Culture of Hate

Gamers are a passionate lot. They pour thousands upon thousands of hours into their favorite games, and shell out billions of dollars a year to suckle at the electronic teat. But why are so many gamers disillusioned, bitter, and frustrated? Is it that the industry really is just a steaming turd of rehashed ideas, blatant rip-offs, and bad PR? If so, why do we keep spending our time and money on it? The only answer is that gamers simply love to hate. Welcome to Hate Week, where we'll deconstruct the mentality of gaming's culture of hate.

By nature gamers are web savvy, and the internets were obviously designed to be the world's greatest repository of hateful bickering. Consider the following ethnographic artifact. Here we see a red-plumed Sony-hater in his natural environment, on YouTube. Warning: Contains naughty language, possibly not safe for work.

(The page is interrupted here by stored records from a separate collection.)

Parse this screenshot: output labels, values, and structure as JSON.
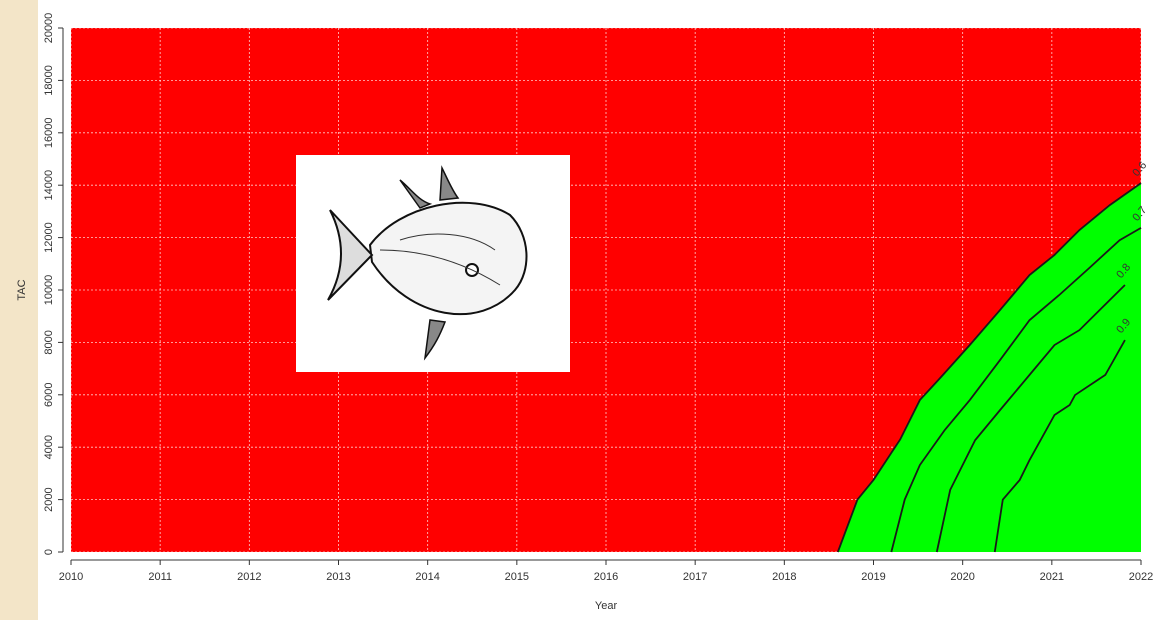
{
  "chart_data": {
    "type": "contour",
    "x_label": "Year",
    "y_label": "TAC",
    "xlim": [
      2010,
      2022
    ],
    "xticks": [
      2010,
      2011,
      2012,
      2013,
      2014,
      2015,
      2016,
      2017,
      2018,
      2019,
      2020,
      2021,
      2022
    ],
    "ylim": [
      0,
      20000
    ],
    "yticks": [
      0,
      2000,
      4000,
      6000,
      8000,
      10000,
      12000,
      14000,
      16000,
      18000,
      20000
    ],
    "grid": true,
    "background_color": "#ff0000",
    "fill_color": "#00ff00",
    "line_color": "#1a1a1a",
    "series": [
      {
        "name": "0.6",
        "x": [
          2018.6,
          2018.82,
          2019.0,
          2019.3,
          2019.52,
          2019.75,
          2020.08,
          2020.42,
          2020.75,
          2021.03,
          2021.31,
          2021.65,
          2022
        ],
        "values": [
          0,
          2000,
          2750,
          4300,
          5800,
          6650,
          7900,
          9240,
          10570,
          11340,
          12290,
          13240,
          14080
        ]
      },
      {
        "name": "0.7",
        "x": [
          2019.2,
          2019.35,
          2019.52,
          2019.8,
          2020.08,
          2020.42,
          2020.75,
          2021.08,
          2021.42,
          2021.76,
          2022
        ],
        "values": [
          0,
          2000,
          3320,
          4660,
          5800,
          7330,
          8850,
          9800,
          10840,
          11900,
          12370
        ]
      },
      {
        "name": "0.8",
        "x": [
          2019.71,
          2019.86,
          2020.14,
          2020.42,
          2020.75,
          2021.03,
          2021.31,
          2021.65,
          2021.82
        ],
        "values": [
          0,
          2370,
          4270,
          5420,
          6760,
          7900,
          8470,
          9620,
          10190
        ]
      },
      {
        "name": "0.9",
        "x": [
          2020.36,
          2020.45,
          2020.64,
          2020.75,
          2021.03,
          2021.2,
          2021.26,
          2021.6,
          2021.82
        ],
        "values": [
          0,
          2000,
          2750,
          3510,
          5230,
          5610,
          5990,
          6760,
          8090
        ]
      }
    ]
  }
}
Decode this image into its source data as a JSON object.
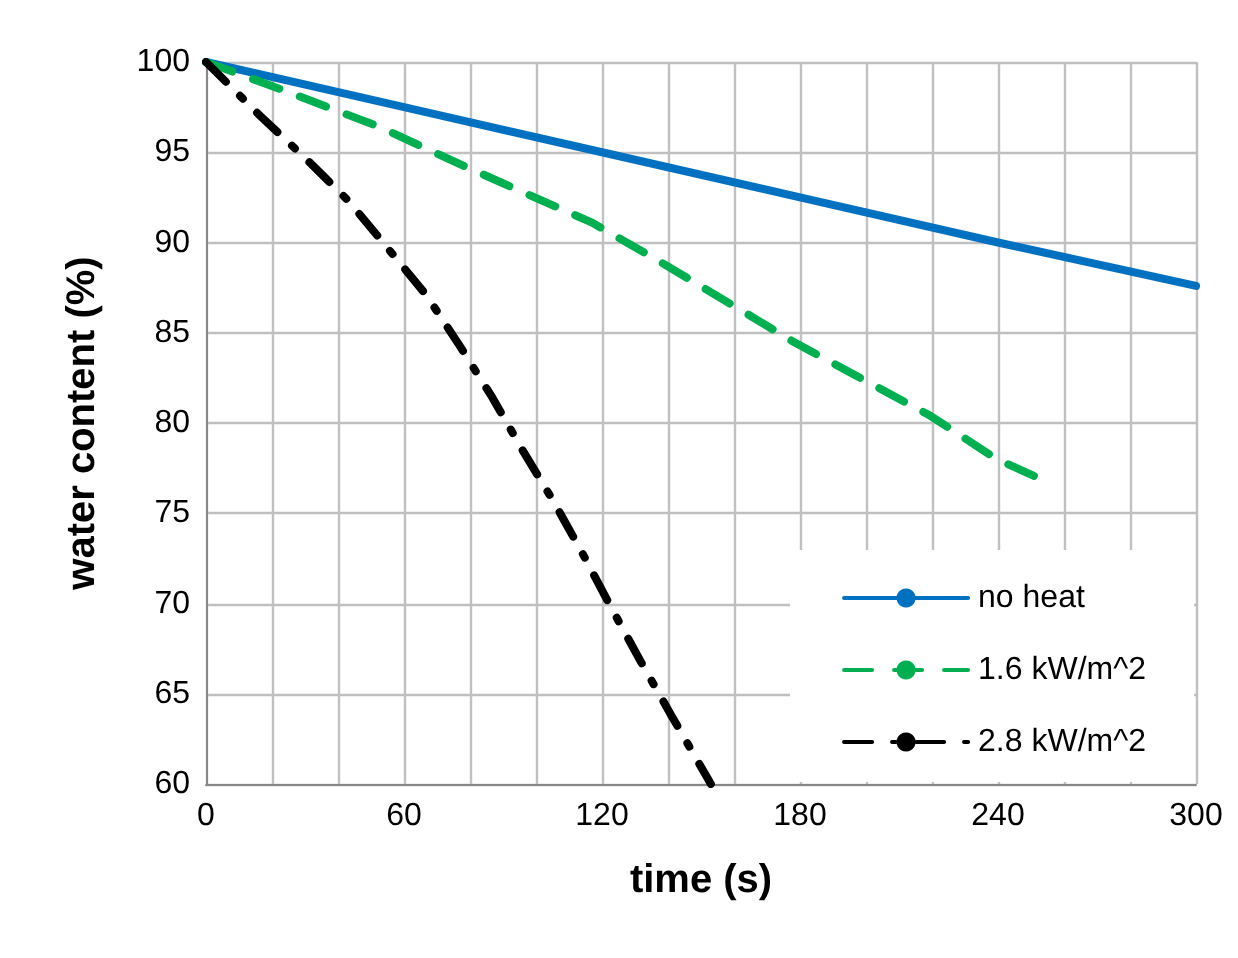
{
  "chart_data": {
    "type": "line",
    "xlabel": "time (s)",
    "ylabel": "water content (%)",
    "xlim": [
      0,
      300
    ],
    "ylim": [
      60,
      100
    ],
    "xticks": [
      0,
      {
        "value": 20,
        "label": null
      },
      {
        "value": 40,
        "label": null
      },
      60,
      {
        "value": 80,
        "label": null
      },
      {
        "value": 100,
        "label": null
      },
      120,
      {
        "value": 140,
        "label": null
      },
      {
        "value": 160,
        "label": null
      },
      180,
      {
        "value": 200,
        "label": null
      },
      {
        "value": 220,
        "label": null
      },
      240,
      {
        "value": 260,
        "label": null
      },
      {
        "value": 280,
        "label": null
      },
      300
    ],
    "yticks": [
      60,
      65,
      70,
      75,
      80,
      85,
      90,
      95,
      100
    ],
    "grid": true,
    "legend": "bottom right",
    "marker": "none",
    "series": [
      {
        "name": "no heat",
        "color": "#0070c0",
        "line_style": "solid",
        "x": [
          0,
          60,
          120,
          180,
          240,
          300
        ],
        "values": [
          100,
          97.5,
          95,
          92.5,
          90,
          87.6
        ]
      },
      {
        "name": "1.6 kW/m^2",
        "color": "#00b050",
        "line_style": "dashed",
        "x": [
          0,
          22.5,
          52.6,
          73.8,
          95.9,
          117,
          137,
          158,
          178,
          219.5,
          239.6,
          253
        ],
        "values": [
          100,
          98.5,
          96.4,
          94.6,
          92.8,
          91.1,
          89,
          86.7,
          84.5,
          80.4,
          78,
          76.9
        ]
      },
      {
        "name": "2.8 kW/m^2",
        "color": "#000000",
        "line_style": "dashdot",
        "x": [
          0,
          16.5,
          30.5,
          43.2,
          55,
          66.7,
          76.8,
          86.8,
          95.9,
          105.5,
          114.6,
          123,
          132,
          141,
          153
        ],
        "values": [
          100,
          97,
          94.6,
          92.3,
          89.7,
          87.1,
          84.3,
          81.4,
          78.5,
          75.6,
          72.6,
          69.7,
          66.7,
          63.8,
          60
        ]
      }
    ]
  }
}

The internet is a communication tool which has led to the democratization of media. The result is that every day blogs, forums and community sites overflow with the detritus of gaming's complaint culture. While we would never suggest that haters comprise the majority of gamers, their verbal vomit is abundant enough to drown out everything else. The competitive nature of gaming lends itself to the confrontational attitudes that fuel arguments over which game is teh awesome and which console is teh suck. While other hobbyist websites and forums are devoted to people helping each other out and sharing expertise, gamers are focused on taking each other down a notch or two. It's the logical extension of the Team Deathmatch mentality projected into the community space.

The gaming phenomenon is so huge that it's attracted all types of people from all walks of life. So out of every million gamers, at least a few thousand are bound to be assholes.Online games are swarming with team killers, griefers, scammers, racists, perverts and homophobes.And thanks to the magic of network technology, you have to listen to them all at once.